Une nouvelle méthode prometteuse de destruction mécanique des cancers, appelée histotripsie, a fait l'objet d'une publication le 22 mars 2022 dans la revue Cancers. Il s'agit d'un traitement par ultrasons permettant de terrasser une tumeur avec une précision millimétrique, sans opérer, de manière non invasive.

L’histotripsie, un traitement prometteur par ondes sonores

Il s'agit d'une technique utilisant les ultrasons, comme l’échographie. Mais il ne s'agit pas tout à fait des mêmes ondes : celles de l'histotripsie ont une amplitude bien plus importante. Celles-ci entraînent des contraintes mécaniques violentes brisant la structure des cellules cancéreuses. Un ciblage millimétrique permet de limiter les effets sur les cellules saines. 

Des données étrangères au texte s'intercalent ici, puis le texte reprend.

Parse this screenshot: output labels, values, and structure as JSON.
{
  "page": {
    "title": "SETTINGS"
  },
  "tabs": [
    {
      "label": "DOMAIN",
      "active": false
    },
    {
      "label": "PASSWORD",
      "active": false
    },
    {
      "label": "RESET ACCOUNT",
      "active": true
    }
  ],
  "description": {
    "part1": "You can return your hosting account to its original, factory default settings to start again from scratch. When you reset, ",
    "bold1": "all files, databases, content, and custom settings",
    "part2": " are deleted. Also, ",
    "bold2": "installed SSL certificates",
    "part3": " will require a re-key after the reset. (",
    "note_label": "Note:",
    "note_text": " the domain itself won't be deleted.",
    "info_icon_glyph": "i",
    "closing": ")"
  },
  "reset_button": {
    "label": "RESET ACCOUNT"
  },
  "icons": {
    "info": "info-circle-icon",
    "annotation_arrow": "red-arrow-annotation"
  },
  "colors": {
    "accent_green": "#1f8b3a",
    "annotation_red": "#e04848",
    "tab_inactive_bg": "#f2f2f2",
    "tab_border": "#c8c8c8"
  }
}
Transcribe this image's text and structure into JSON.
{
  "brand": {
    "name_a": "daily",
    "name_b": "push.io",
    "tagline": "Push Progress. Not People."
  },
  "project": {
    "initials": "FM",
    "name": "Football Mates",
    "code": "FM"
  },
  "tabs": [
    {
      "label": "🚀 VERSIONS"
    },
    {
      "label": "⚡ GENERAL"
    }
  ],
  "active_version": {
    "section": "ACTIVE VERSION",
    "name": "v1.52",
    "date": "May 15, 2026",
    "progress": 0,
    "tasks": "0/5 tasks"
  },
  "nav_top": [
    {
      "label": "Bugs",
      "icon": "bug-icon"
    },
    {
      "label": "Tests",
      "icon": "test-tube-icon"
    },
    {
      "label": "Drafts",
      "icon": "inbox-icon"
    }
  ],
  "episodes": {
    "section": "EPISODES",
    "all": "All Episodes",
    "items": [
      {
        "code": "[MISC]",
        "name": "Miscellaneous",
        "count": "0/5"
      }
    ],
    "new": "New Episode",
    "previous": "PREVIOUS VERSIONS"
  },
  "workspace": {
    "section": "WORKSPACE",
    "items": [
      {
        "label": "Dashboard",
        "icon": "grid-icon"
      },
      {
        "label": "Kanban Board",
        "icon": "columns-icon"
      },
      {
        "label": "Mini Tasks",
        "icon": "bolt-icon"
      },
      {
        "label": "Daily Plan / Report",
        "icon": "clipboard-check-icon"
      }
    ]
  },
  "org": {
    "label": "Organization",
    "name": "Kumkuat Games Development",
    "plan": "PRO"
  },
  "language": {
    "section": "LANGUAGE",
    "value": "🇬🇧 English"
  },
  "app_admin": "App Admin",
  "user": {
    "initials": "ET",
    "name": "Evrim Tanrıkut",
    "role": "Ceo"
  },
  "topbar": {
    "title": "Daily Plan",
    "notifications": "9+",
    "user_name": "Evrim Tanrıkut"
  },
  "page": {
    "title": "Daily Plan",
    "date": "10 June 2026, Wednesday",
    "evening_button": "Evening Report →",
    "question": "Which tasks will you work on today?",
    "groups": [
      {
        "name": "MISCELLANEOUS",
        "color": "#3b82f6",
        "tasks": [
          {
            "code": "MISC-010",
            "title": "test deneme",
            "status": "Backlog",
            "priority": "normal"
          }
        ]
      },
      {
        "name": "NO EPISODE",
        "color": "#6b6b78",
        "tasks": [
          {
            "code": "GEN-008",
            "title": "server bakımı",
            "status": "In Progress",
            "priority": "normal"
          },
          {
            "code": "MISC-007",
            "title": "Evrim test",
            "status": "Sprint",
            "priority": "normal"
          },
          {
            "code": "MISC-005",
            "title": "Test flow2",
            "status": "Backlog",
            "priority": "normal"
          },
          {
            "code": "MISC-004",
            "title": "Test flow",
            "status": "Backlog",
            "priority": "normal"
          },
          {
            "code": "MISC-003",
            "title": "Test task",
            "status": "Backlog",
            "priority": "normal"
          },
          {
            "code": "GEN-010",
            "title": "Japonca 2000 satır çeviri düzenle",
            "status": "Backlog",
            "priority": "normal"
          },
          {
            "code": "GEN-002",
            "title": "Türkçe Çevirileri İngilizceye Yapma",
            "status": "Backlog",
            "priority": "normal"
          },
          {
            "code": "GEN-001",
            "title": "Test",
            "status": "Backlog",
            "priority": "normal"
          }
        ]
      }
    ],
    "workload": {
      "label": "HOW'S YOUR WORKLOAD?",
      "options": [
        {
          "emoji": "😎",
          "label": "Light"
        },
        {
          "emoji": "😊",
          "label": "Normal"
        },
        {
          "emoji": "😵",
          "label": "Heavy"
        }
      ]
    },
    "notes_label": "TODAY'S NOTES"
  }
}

Les études ont été menées sur un modèle de cancer du foie, chez le rat. © magicmine, Fotolia

Une destruction partielle suffit

Les auteurs ont souhaité évaluer les effets d'une destruction partielle des tumeurs, de l'ordre de 50 à 75 %, par histotripsie chez des rats atteints de cancer du foie. Les critères de jugement étaient la progression de la tumeur, la survie globale et la survenue de métastases. Les résultats montrent que l'ablation partielle des tumeurs a permis une régression totale de la tumeur dans 81 % des cas, sans rechute et sans survenue de métastases. Les ultrasons détruisent une partie des cellules cancéreuses et stimulent le système immunitaire qui se charge de finir le travail, de prévenir les rechutes et la propagation de cellules cancéreuses pouvant mener à la naissance de métastases. En comparaison, 100 % des rats non traités ont subi une progression de la tumeur et des métastases sont apparues. De plus, la survie des rats traités était bien meilleure que celle des rats non traités.

Cette technique est extrêmement prometteuse. D'une part, elle est non invasive, ce qui limite les risques liés à la chirurgie et à l'anesthésie. D'autre part, une ablation partielle suffit : c'est une grande avancée pour les tumeurs difficilement accessibles. Si elle a été testée uniquement sur les cancers du foie pour le moment, elle pourrait également être bénéfique pour d'autres localisations.